As you correctly observe, votes are serving multiple purposes: it gives information to other readers about what’s worth their time to read, it gives readers information about what other people are reading, and it gives authors feedback about whether they did a good job. Sometimes these come apart; for example, if someone helpfully clears up a confusion that only one person had, then their comment should receive positive feedback, but isn’t worth reading for most people.
These things are, in practice, pretty tightly correlated, especially when judged by voters who are only spending a little bit of time on each vote. And that seems like the root issue: disentangling “how I feel about this post” from “is this post worth reading” requires more time and distance than is currently going into voting. One idea I’m considering, is retrospective voting: periodically show people a list of things they’ve read in the past (say, the past week), and ask people to rate them then. This would be less noisy, because it elicits comparisons rather than ups/downs in isolation, and it might also change people’s votes in a good way by giving them some distance.

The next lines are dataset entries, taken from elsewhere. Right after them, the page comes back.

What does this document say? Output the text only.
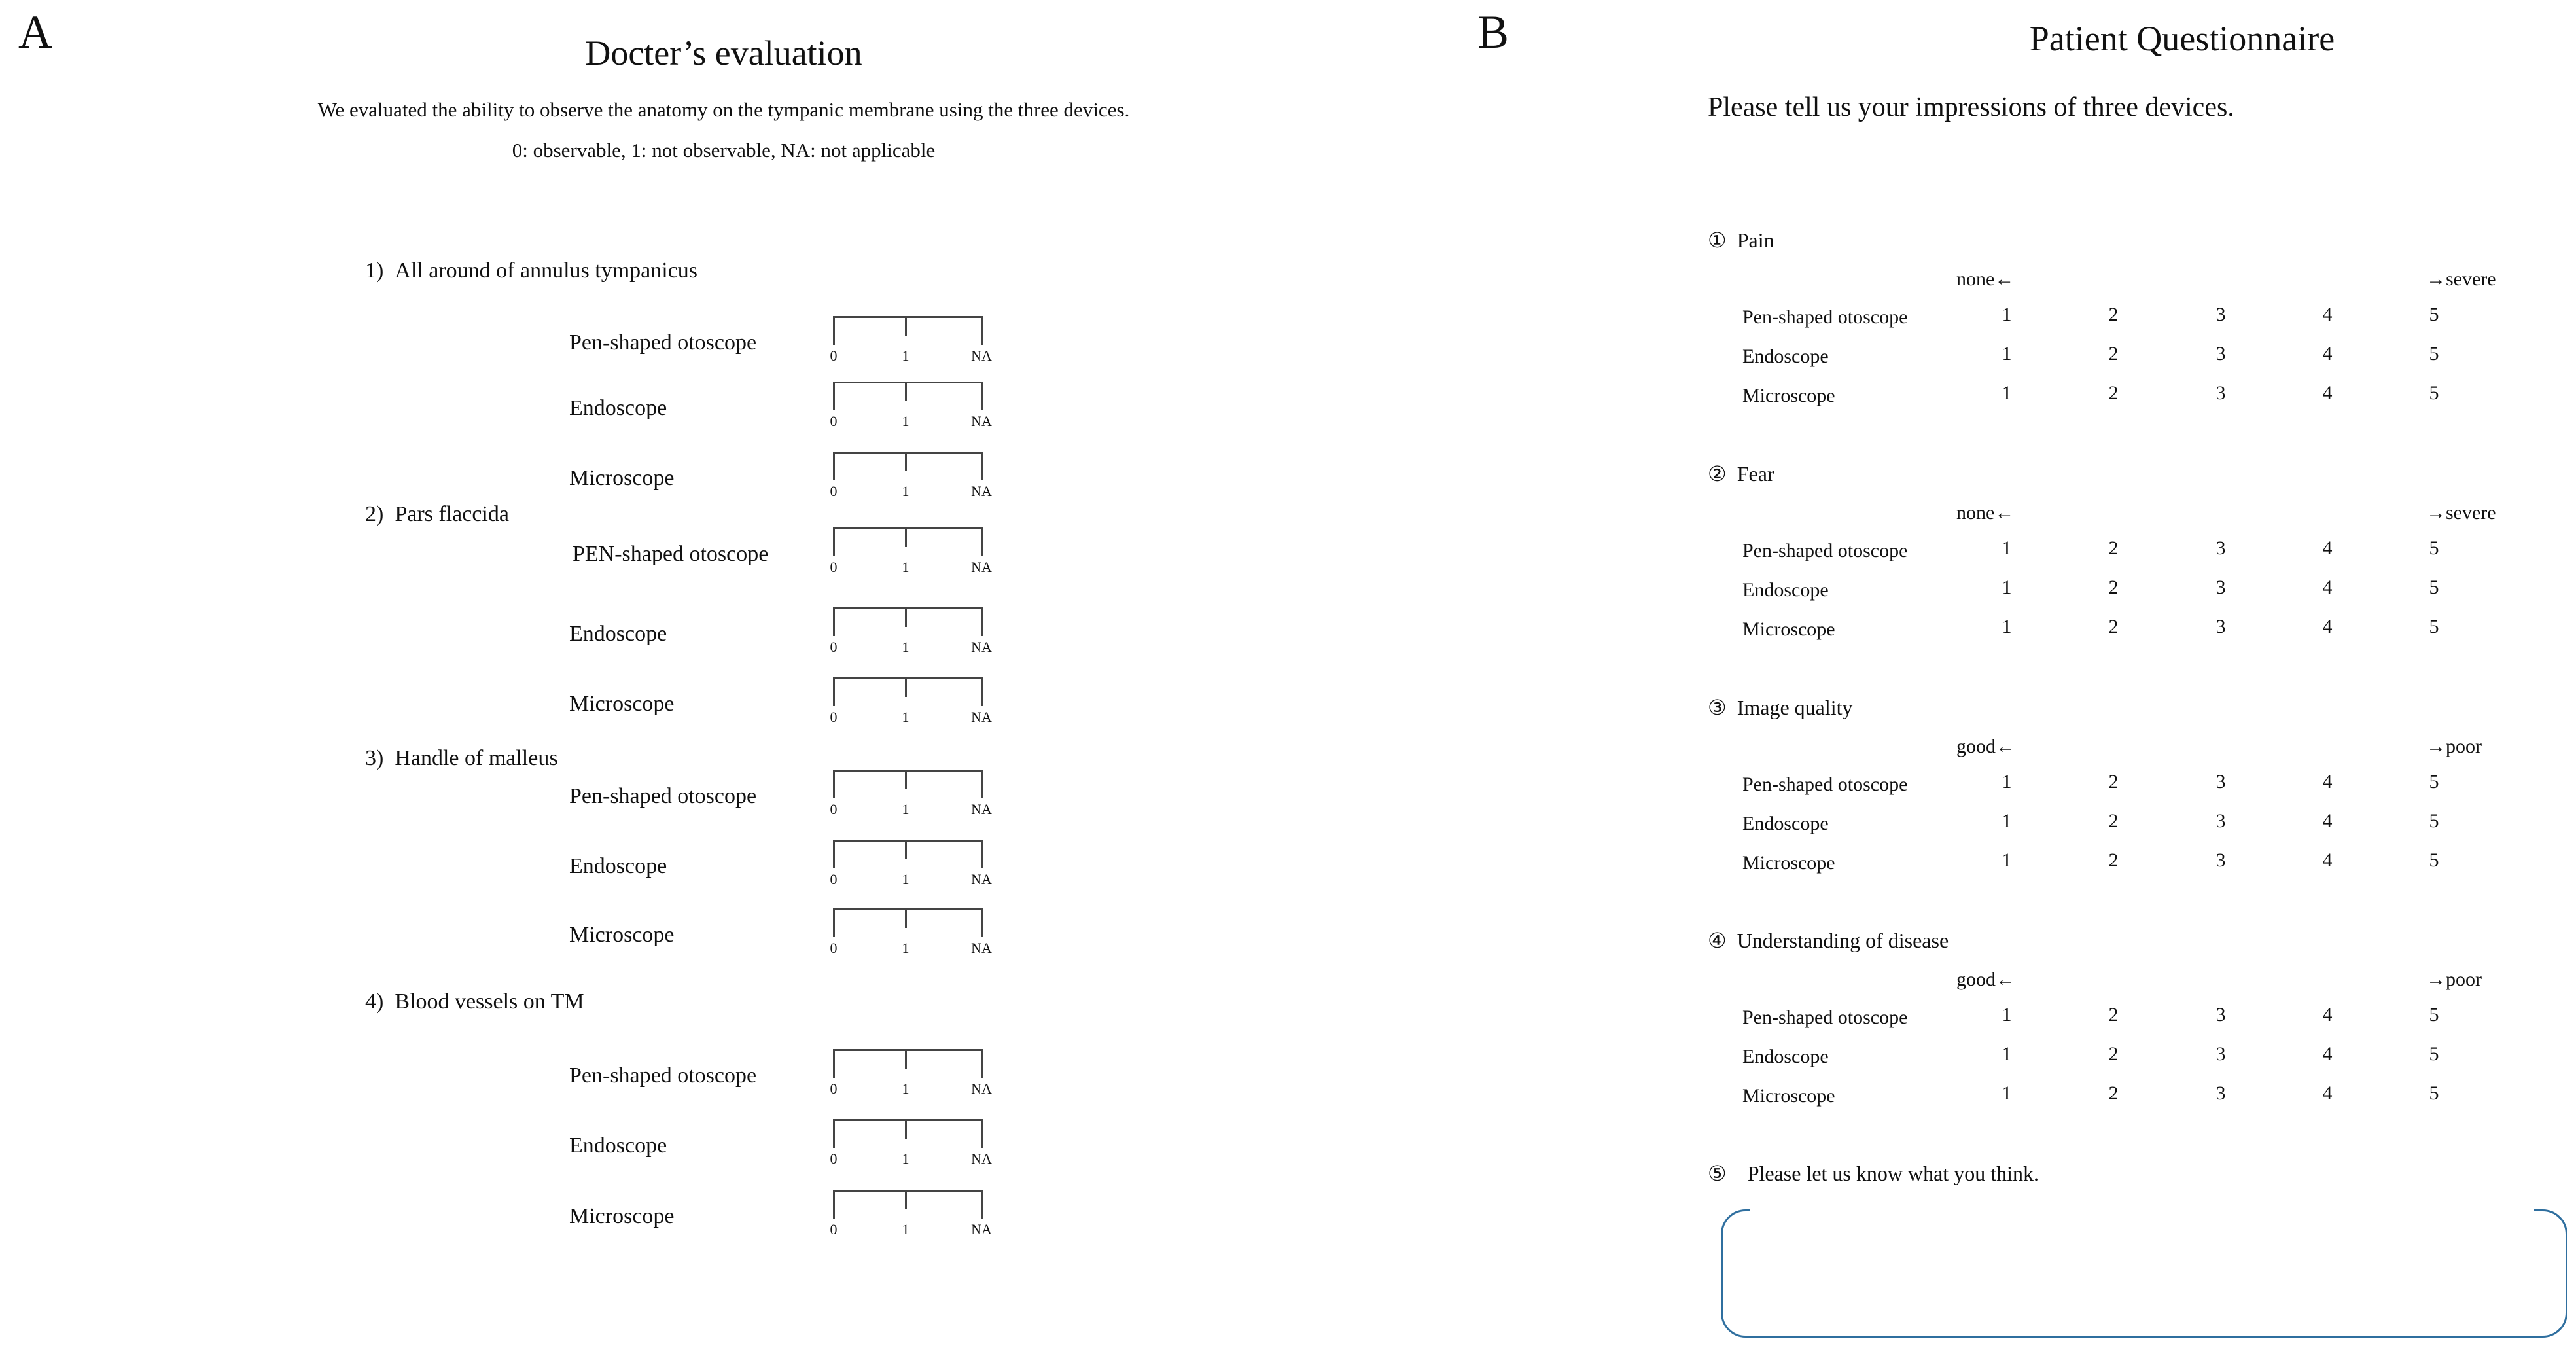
A	Docter’s evaluation
We evaluated the ability to observe the anatomy on the tympanic membrane using the three devices.
0: observable, 1: not observable, NA: not applicable
1) All around of annulus tympanicus
Pen-shaped otoscope
0	1	NA
Endoscope
0	1	NA
Microscope
0	1	NA
2) Pars flaccida
PEN-shaped otoscope
0	1	NA
Endoscope
0	1	NA
Microscope
0	1	NA
3) Handle of malleus
Pen-shaped otoscope
0	1	NA
Endoscope
0	1	NA
Microscope
0	1	NA
4) Blood vessels on TM
Pen-shaped otoscope
0	1	NA
Endoscope
0	1	NA
Microscope
0	1	NA
B	Patient Questionnaire
Please tell us your impressions of three devices.
① Pain
none←	→severe
Pen-shaped otoscope	1	2	3	4	5
Endoscope	1	2	3	4	5
Microscope	1	2	3	4	5
② Fear
none←	→severe
Pen-shaped otoscope	1	2	3	4	5
Endoscope	1	2	3	4	5
Microscope	1	2	3	4	5
③ Image quality
good←	→poor
Pen-shaped otoscope	1	2	3	4	5
Endoscope	1	2	3	4	5
Microscope	1	2	3	4	5
④ Understanding of disease
good←	→poor
Pen-shaped otoscope	1	2	3	4	5
Endoscope	1	2	3	4	5
Microscope	1	2	3	4	5
⑤ Please let us know what you think.
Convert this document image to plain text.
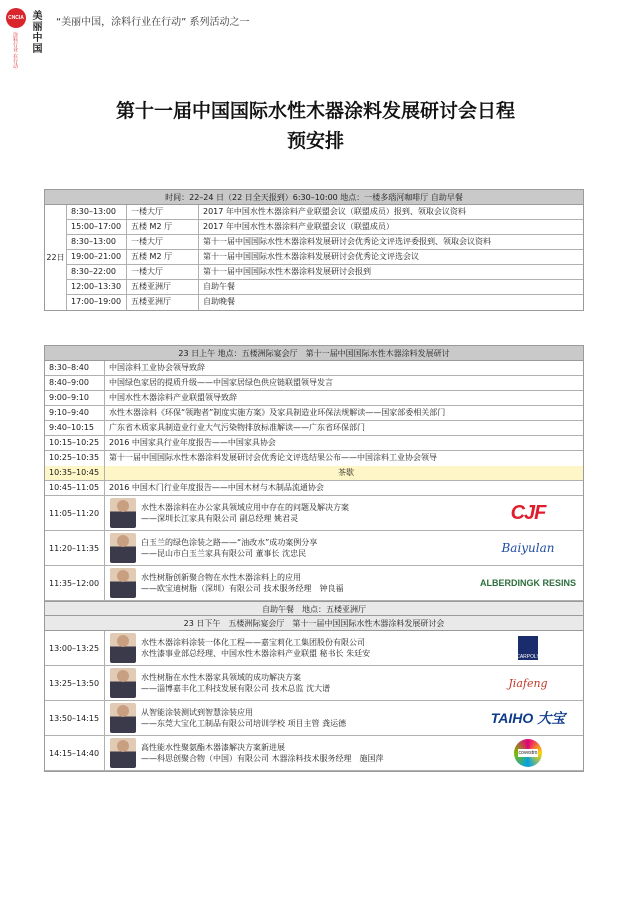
CNCIA 美丽中国
涂料行业 在行动
“美丽中国，涂料行业在行动” 系列活动之一
第十一届中国国际水性木器涂料发展研讨会日程
预安排
时间：22–24 日（22 日全天报到）6:30–10:00 地点：一楼多瑙河咖啡厅 自助早餐
22日
8:30–13:00	一楼大厅	2017 年中国水性木器涂料产业联盟会议（联盟成员）报到、领取会议资料
15:00–17:00	五楼 M2 厅	2017 年中国水性木器涂料产业联盟会议（联盟成员）
8:30–13:00	一楼大厅	第十一届中国国际水性木器涂料发展研讨会优秀论文评选评委报到、领取会议资料
19:00–21:00	五楼 M2 厅	第十一届中国国际水性木器涂料发展研讨会优秀论文评选会议
8:30–22:00	一楼大厅	第十一届中国国际水性木器涂料发展研讨会报到
12:00–13:30	五楼亚洲厅	自助午餐
17:00–19:00	五楼亚洲厅	自助晚餐
23 日上午 地点：五楼洲际宴会厅　第十一届中国国际水性木器涂料发展研讨
8:30–8:40	中国涂料工业协会领导致辞
8:40–9:00	中国绿色家居的提质升级——中国家居绿色供应链联盟领导发言
9:00–9:10	中国水性木器涂料产业联盟领导致辞
9:10–9:40	水性木器涂料《环保“领跑者”制度实施方案》及家具制造业环保法规解读——国家部委相关部门
9:40–10:15	广东省木质家具制造业行业大气污染物排放标准解读——广东省环保部门
10:15–10:25	2016 中国家具行业年度报告——中国家具协会
10:25–10:35	第十一届中国国际水性木器涂料发展研讨会优秀论文评选结果公布——中国涂料工业协会领导
10:35–10:45	茶歇
10:45–11:05	2016 中国木门行业年度报告——中国木材与木制品流通协会
11:05–11:20
水性木器涂料在办公家具领域应用中存在的问题及解决方案
——深圳长江家具有限公司 副总经理 姚君灵	CJF
11:20–11:35
白玉兰的绿色涂装之路——“油改水”成功案例分享
——昆山市白玉兰家具有限公司 董事长 沈忠民	Baiyulan
11:35–12:00
水性树脂创新聚合物在水性木器涂料上的应用
——欧宝迪树脂（深圳）有限公司 技术服务经理　钟良福
ALBERDINGK RESINS
自助午餐　地点：五楼亚洲厅
23 日下午　五楼洲际宴会厅　第十一届中国国际水性木器涂料发展研讨会
13:00–13:25
水性木器涂料涂装一体化工程——嘉宝莉化工集团股份有限公司
水性漆事业部总经理、中国水性木器涂料产业联盟 秘书长 朱廷安	CARPOLY
13:25–13:50
水性树脂在水性木器家具领域的成功解决方案
——淄博嘉丰化工科技发展有限公司 技术总监 沈大谱	Jiafeng
13:50–14:15
从智能涂装测试到智慧涂装应用
——东莞大宝化工制品有限公司培训学校 项目主管 龚运德	TAIHO 大宝
14:15–14:40
高性能水性聚氨酯木器漆解决方案新进展
——科思创聚合物（中国）有限公司 木器涂料技术服务经理　施国萍
covestro
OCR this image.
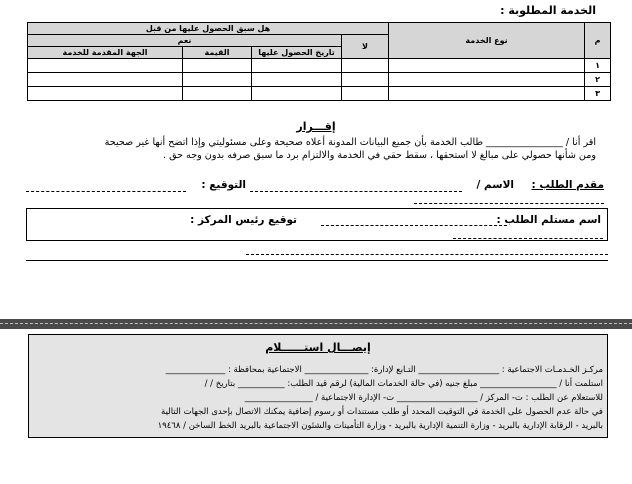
الخدمة المطلوبة :
م	نوع الخدمة	هل سبق الحصول عليها من قبل			
		لا	نعم		
			تاريخ الحصول عليها	القيمة	الجهة المقدمة للخدمة
١					
٢					
٣					
إقـــرار
اقر أنا / ________________ طالب الخدمة بأن جميع البيانات المدونة أعلاه صحيحة وعلى مسئوليتي وإذا اتضح أنها غير صحيحة
ومن شأنها حصولي على مبالغ لا استحقها ، سقط حقي في الخدمة والالتزام برد ما سبق صرفه بدون وجه حق .
مقدم الطلب :
الاسم /
التوقيع :
اسم مستلم الطلب :
توقيع رئيس المركز :
إيصـــال استــــــلام
مركـز الخـدمـات الاجتماعية : ___________________ التـابع لإدارة: _______________ الاجتماعية بمحافظة : ______________
استلمت أنا / __________________ مبلغ جنيه (في حالة الخدمات المالية) لرقم قيد الطلب: ___________ بتاريخ / /
للاستعلام عن الطلب : ت- المركز / ___________________ ت- الإدارة الاجتماعية / ________________
في حالة عدم الحصول على الخدمة في التوقيت المحدد أو طلب مستندات أو رسوم إضافية يمكنك الاتصال بإحدى الجهات التالية
بالبريد - الرقابة الإدارية بالبريد - وزارة التنمية الإدارية بالبريد - وزارة التأمينات والشئون الاجتماعية بالبريد الخط الساخن / ١٩٤٦٨
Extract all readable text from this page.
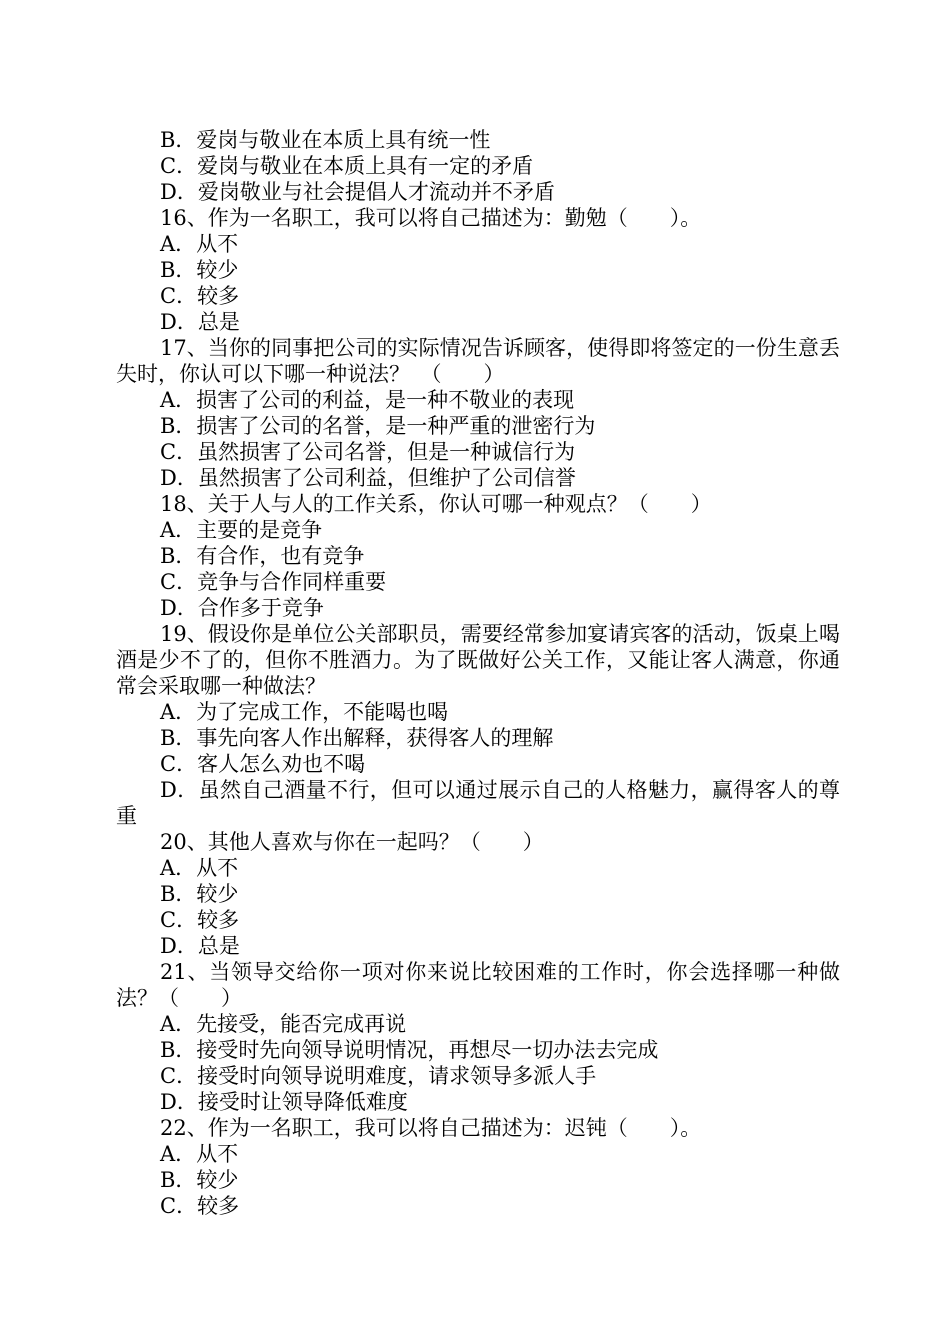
B．爱岗与敬业在本质上具有统一性
C．爱岗与敬业在本质上具有一定的矛盾
D．爱岗敬业与社会提倡人才流动并不矛盾
16、作为一名职工，我可以将自己描述为：勤勉（　　）。
A．从不
B．较少
C．较多
D．总是
17、当你的同事把公司的实际情况告诉顾客，使得即将签定的一份生意丢失时，你认可以下哪一种说法？　（　　）
A．损害了公司的利益，是一种不敬业的表现
B．损害了公司的名誉，是一种严重的泄密行为
C．虽然损害了公司名誉，但是一种诚信行为
D．虽然损害了公司利益，但维护了公司信誉
18、关于人与人的工作关系，你认可哪一种观点？（　　）
A．主要的是竞争
B．有合作，也有竞争
C．竞争与合作同样重要
D．合作多于竞争
19、假设你是单位公关部职员，需要经常参加宴请宾客的活动，饭桌上喝酒是少不了的，但你不胜酒力。为了既做好公关工作，又能让客人满意，你通常会采取哪一种做法？
A．为了完成工作，不能喝也喝
B．事先向客人作出解释，获得客人的理解
C．客人怎么劝也不喝
D．虽然自己酒量不行，但可以通过展示自己的人格魅力，赢得客人的尊重
20、其他人喜欢与你在一起吗？（　　）
A．从不
B．较少
C．较多
D．总是
21、当领导交给你一项对你来说比较困难的工作时，你会选择哪一种做法？（　　）
A．先接受，能否完成再说
B．接受时先向领导说明情况，再想尽一切办法去完成
C．接受时向领导说明难度，请求领导多派人手
D．接受时让领导降低难度
22、作为一名职工，我可以将自己描述为：迟钝（　　）。
A．从不
B．较少
C．较多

Switching from the current up/down/super-up/super-down to 0-100% range voting, seems like the main effect is it’s creating a distinction between implicit and explicit neutral votes. That is, currently if people feel something is meh, they don’t vote, but in the proposed system they would instead give it a middling score. The advantage of this is that you can aggregate scores in a way that measures quality, without being as conflated with attention; right now if a post/comment has been read more times, it gets more votes, and we don’t have a good way of distinguishing this from a post/comment with fewer reads but more votes per reader.
But I’m skeptical of whether people will actually cast explicit neutral votes, in most cases; that would require them to break out of skimming, slow down, and make a lot more explicit decisions than they currently do. A more promising direction might be to collect more granular data on scroll positions and timings, so that we can estimate the number of people who read a comment and skimmed a comment without voting, and use that as an input into scoring.
The third thing is aggregation—how we convert a set of votes into a sort-order to guide readers to the best stuff—which is an aspect of the current system I’m currently least satisfied with. That includes things like karma-weighting of votes, and also the handling of polarizing posts. In the long term, I’m hoping to generate a dataset of pairwise comparisons by trusted users, which we can use as a ground truth to test algorithms against. But polarizing posts will always be difficult to score, because the votes reflect an underlying disagreement between humans and the answer to whether a post should be shown may depend on things the voters haven’t evaluated, like the truth of the post’s claims.
This is very much a problem in collecting NPS data in its original context, too: you get lots of data from upset customers and happy customer and meh customers stay silent. You can do some interpolation about what missing votes mean, and coupled with scrolling behavior you could get some sense of read count that you could use to make adjustments, but that obviously makes things a bit more complicated.